Facebook Follows Up to Questions Avoided by Zuckerberg at Congressional Grilling

Mark Zuckerberg
Photo Credits: Getty Images

Two months ago, Facebook CEO Mark Zuckerberg appeared in front of the US Congressional committee to defend the company’s actions related to the infamous Cambridge Analytica and the data harvesting scandal. Back then, he had promised the committee to follow up with answers to many questions which were too tricky for him.

Now, after a two-month-long exercise, Facebook has sent a 500-page document, responding in writing to each question that was pitched by the Congress and dodged by Zuckerberg. Some of these are very significant and share the social media giant’s stand on data abuse, ads displayed, profiling of users and non-users, and other policies.

But, the responses shared by Facebook could be just another measure to delay the matter instead of providing a resolution. Many of these responses seem to veil accurate information while others are just too vague to decipher. For instance, on the question of using racial characters for ad targeting, the company said that it targets users based on “multicultural affinity” and not “race“.

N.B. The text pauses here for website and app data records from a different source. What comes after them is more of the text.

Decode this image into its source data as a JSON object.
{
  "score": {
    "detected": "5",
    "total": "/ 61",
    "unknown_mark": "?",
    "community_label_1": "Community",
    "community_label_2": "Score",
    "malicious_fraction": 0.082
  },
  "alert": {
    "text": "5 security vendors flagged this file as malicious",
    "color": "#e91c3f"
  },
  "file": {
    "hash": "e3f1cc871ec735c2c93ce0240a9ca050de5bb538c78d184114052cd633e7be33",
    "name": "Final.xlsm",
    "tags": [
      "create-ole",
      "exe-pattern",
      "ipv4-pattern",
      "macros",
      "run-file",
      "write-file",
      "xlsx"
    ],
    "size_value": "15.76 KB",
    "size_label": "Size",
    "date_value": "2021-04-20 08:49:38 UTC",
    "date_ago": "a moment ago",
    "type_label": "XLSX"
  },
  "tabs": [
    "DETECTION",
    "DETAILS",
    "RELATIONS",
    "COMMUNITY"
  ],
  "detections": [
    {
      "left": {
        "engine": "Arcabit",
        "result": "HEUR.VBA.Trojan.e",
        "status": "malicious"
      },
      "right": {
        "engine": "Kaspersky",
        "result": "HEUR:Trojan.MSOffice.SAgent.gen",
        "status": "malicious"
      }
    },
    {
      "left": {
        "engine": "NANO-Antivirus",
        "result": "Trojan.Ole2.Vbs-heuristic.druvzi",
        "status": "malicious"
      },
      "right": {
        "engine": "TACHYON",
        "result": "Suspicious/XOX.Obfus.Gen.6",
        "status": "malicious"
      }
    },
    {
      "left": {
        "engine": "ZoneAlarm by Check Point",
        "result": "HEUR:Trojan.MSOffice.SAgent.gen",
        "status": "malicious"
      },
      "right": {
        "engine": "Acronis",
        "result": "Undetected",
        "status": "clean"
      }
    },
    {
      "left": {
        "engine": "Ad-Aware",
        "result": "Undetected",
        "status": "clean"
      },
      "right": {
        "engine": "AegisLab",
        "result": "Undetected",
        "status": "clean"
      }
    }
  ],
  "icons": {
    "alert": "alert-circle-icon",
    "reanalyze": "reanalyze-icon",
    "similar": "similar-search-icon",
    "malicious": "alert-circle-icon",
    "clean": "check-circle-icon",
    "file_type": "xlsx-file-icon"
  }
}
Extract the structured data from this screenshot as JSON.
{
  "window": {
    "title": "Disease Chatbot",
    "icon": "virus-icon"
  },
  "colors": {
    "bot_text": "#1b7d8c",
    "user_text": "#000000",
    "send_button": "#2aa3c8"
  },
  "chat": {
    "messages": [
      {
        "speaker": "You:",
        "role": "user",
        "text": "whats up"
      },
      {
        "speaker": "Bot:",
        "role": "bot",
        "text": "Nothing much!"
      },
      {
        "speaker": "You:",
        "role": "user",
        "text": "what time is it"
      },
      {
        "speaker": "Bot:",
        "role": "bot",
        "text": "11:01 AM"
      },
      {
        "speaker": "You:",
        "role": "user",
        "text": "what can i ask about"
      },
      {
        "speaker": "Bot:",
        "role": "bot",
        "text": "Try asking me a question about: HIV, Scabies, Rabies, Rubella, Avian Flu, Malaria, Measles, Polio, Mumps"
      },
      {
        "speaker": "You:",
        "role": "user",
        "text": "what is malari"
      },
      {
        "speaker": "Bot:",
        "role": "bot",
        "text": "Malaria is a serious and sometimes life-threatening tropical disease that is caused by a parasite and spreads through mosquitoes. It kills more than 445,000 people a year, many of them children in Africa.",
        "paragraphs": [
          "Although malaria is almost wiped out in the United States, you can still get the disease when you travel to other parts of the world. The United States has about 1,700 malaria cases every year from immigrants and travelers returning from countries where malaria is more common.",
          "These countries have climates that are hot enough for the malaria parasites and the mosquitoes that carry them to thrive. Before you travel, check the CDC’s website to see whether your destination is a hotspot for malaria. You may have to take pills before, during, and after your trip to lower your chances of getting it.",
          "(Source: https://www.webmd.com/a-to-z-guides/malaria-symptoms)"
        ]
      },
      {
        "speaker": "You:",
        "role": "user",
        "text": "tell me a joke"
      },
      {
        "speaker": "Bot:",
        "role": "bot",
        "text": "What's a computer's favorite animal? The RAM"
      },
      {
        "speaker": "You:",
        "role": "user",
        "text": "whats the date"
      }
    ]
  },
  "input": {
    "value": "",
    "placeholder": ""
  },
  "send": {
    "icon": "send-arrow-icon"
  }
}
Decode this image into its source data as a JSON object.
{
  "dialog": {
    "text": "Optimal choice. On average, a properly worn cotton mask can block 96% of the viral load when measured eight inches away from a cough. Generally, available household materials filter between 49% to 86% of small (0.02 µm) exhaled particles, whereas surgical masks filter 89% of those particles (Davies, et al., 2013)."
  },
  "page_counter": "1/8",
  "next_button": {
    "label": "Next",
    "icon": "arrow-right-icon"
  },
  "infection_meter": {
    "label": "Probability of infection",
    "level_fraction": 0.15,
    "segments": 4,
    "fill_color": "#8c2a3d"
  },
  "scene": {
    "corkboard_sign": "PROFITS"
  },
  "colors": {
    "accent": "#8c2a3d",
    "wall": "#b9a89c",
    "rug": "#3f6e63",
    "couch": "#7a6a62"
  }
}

Facebook Follows Up to Questions Avoided by Zuckerberg At the Congressional Grilling
The awkward smile; Courtesy: Alex Wong/Getty Images via TechCrunch

On the issue of IP address tracking, the response read that the platform tracks the IP addresses on not only the social media’s website and apps but other services which use Facebook credentials for logging in. But this data is deleted after a specific time called “retention schedule“.

Facebook also said that it does not create “shadow profiles” or dummy profiles of non-users but accepted it “may take the opportunity to show a general ad” to these non-users and other ads suggesting to sign up for Facebook.

It also admitted that it retains details like users’ behaviors, the duration for which Facebook remains open in a secondary tab versus when a user is engaging with it. Apart from this Facebook also collects information about networks to which a device has connected, its settings, and even unique identifiers.

But during this period of two months, more concerning issues have cropped up. Only last week, it was reported that Facebook shared the data of users with as many as 60 manufacturers. Meanwhile, another report points out that a bug exposed the private posts of 14 million users to non-friends and the social media platform’s response on these issues is awaited.